A fusion protein, which is composed of the mite allergen according to any one of claims 1 and 3 to 5 and another protein.

8. A bacterial, yeast, insect or animal cell, which is transformed using the recombinant vector according to claim 6. 9. A method of producing a recombinant mite allergen, comprising culturing the bacterial, yeast, insect or animal cell according to claim 8 under conditions where the gene can express itself, causing the cell to produce a recombinant allergen. of mite, and then collect the recombinant mite allergen.
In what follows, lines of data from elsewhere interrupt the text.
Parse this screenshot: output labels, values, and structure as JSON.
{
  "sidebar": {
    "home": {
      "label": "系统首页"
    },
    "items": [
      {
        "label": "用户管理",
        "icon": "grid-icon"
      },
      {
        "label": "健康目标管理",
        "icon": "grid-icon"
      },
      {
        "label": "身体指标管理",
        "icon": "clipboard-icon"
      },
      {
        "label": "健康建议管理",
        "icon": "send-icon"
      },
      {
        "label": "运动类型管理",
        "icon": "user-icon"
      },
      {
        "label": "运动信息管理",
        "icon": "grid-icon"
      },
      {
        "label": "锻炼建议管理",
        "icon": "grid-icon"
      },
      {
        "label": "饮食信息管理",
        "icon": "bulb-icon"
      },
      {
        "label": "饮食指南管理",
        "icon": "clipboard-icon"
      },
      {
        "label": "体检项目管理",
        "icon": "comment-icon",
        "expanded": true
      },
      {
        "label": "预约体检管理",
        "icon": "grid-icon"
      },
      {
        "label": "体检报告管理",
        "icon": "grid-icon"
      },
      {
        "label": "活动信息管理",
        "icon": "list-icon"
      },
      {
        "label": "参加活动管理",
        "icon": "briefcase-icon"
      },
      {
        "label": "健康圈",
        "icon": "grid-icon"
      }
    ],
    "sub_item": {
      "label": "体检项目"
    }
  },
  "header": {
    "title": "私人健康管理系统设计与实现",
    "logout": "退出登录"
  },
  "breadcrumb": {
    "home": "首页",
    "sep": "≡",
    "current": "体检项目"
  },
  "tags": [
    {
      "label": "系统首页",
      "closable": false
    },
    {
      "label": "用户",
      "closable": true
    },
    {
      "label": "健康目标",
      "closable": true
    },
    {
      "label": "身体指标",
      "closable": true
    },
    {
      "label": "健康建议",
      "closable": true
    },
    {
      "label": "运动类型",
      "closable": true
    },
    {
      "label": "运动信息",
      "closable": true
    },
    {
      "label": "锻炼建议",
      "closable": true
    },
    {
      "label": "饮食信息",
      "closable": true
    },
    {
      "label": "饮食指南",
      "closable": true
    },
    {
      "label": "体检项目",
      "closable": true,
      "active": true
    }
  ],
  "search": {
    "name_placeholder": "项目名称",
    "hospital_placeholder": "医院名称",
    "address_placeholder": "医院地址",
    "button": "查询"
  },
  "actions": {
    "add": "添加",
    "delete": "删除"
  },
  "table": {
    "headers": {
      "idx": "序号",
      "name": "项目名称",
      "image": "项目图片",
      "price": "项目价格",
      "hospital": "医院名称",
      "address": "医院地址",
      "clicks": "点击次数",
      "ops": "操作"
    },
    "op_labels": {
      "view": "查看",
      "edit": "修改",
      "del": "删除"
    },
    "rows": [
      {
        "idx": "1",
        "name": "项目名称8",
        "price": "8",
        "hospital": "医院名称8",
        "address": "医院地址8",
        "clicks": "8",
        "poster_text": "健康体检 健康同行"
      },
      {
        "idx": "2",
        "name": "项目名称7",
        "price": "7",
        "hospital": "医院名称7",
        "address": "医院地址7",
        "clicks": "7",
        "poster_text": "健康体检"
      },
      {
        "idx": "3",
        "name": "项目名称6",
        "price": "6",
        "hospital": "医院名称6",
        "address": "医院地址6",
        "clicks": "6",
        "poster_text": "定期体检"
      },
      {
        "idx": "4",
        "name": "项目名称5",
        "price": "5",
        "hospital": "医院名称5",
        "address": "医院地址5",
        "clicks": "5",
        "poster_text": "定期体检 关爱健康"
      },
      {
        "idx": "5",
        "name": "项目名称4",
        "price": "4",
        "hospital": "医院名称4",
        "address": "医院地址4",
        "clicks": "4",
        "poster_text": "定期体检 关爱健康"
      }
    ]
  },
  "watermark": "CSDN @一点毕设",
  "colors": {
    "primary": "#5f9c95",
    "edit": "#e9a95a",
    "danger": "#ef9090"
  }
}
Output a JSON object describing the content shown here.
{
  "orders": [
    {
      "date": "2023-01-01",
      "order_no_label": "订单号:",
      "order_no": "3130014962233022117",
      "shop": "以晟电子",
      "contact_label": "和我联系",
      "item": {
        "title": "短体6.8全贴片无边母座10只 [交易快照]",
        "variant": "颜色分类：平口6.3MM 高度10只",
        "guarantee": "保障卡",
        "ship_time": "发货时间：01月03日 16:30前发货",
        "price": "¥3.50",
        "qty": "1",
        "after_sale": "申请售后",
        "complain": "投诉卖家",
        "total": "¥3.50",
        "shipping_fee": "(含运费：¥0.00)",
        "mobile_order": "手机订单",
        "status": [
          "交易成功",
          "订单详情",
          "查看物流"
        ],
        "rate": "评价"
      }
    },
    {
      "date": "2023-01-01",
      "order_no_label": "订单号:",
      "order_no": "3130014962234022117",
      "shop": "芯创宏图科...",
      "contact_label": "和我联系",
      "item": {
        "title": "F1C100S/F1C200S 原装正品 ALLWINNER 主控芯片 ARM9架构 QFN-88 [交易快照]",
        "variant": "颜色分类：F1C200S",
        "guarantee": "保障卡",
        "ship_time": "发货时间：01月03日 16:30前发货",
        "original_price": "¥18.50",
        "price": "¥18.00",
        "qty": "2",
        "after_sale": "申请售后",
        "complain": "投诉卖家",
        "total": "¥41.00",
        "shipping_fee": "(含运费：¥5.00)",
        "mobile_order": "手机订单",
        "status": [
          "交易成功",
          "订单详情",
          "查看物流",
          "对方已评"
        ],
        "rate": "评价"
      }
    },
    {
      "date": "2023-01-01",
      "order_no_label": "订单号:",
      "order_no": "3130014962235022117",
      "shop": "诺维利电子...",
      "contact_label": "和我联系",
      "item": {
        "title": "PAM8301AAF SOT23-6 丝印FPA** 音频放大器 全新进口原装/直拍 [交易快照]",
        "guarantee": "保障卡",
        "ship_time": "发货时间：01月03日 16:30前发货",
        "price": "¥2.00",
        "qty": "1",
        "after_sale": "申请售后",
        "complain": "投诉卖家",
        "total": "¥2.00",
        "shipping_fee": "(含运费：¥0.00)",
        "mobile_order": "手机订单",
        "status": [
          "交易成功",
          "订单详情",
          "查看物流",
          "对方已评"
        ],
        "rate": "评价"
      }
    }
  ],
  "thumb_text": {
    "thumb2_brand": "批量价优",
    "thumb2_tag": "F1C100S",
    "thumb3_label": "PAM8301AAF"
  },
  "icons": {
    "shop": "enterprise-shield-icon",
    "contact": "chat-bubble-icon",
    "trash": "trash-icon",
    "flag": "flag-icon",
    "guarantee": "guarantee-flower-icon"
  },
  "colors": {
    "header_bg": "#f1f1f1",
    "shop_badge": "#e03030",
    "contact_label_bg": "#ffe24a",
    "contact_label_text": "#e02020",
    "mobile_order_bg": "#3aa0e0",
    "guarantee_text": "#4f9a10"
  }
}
A method of producing a recombinant mite allergen, which comprises culturing a bacterial, yeast, insect or animal cell that is transformed with a recombinant vector containing a gene that encodes a fusion protein between the mite allergen of any one of claims 2-5 and another protein under conditions in which the gene can be expressed, cause the cell to produce a recombinant fusion mite allergen, collect the recombinant fusion mite allergen and then remove the other protein fused to the 60 allergen 11. A therapeutic agent for mite allergic diseases, which contains as an active principle the recombinant mite allergen according to any one of claims 1 and 3 to 5, or the fusion protein according to claim 7. 12. A diagnostic agent for mite allergic diseases, which contains as an active principle the recombinant mite allergen according to any one of claims 1 and 3 to 5, or the fusion protein according to claim 7. An antibody against the mite allergen according to any one of claims 1 and 3 to 5. 14. The antibody against the mite allergen according to claim 13, which is a monoclonal antibody.

fifteen.

A hybridoma, which produces the monoclonal antibody according to claim 14. 10

16. An immunoassay method for a house dust mite allergen, which uses the antibody according to any one of claims 13 to 15.

17.

The immunoassay method for a house dust mite allergen according to claim 16, 15 which is the ELISA method.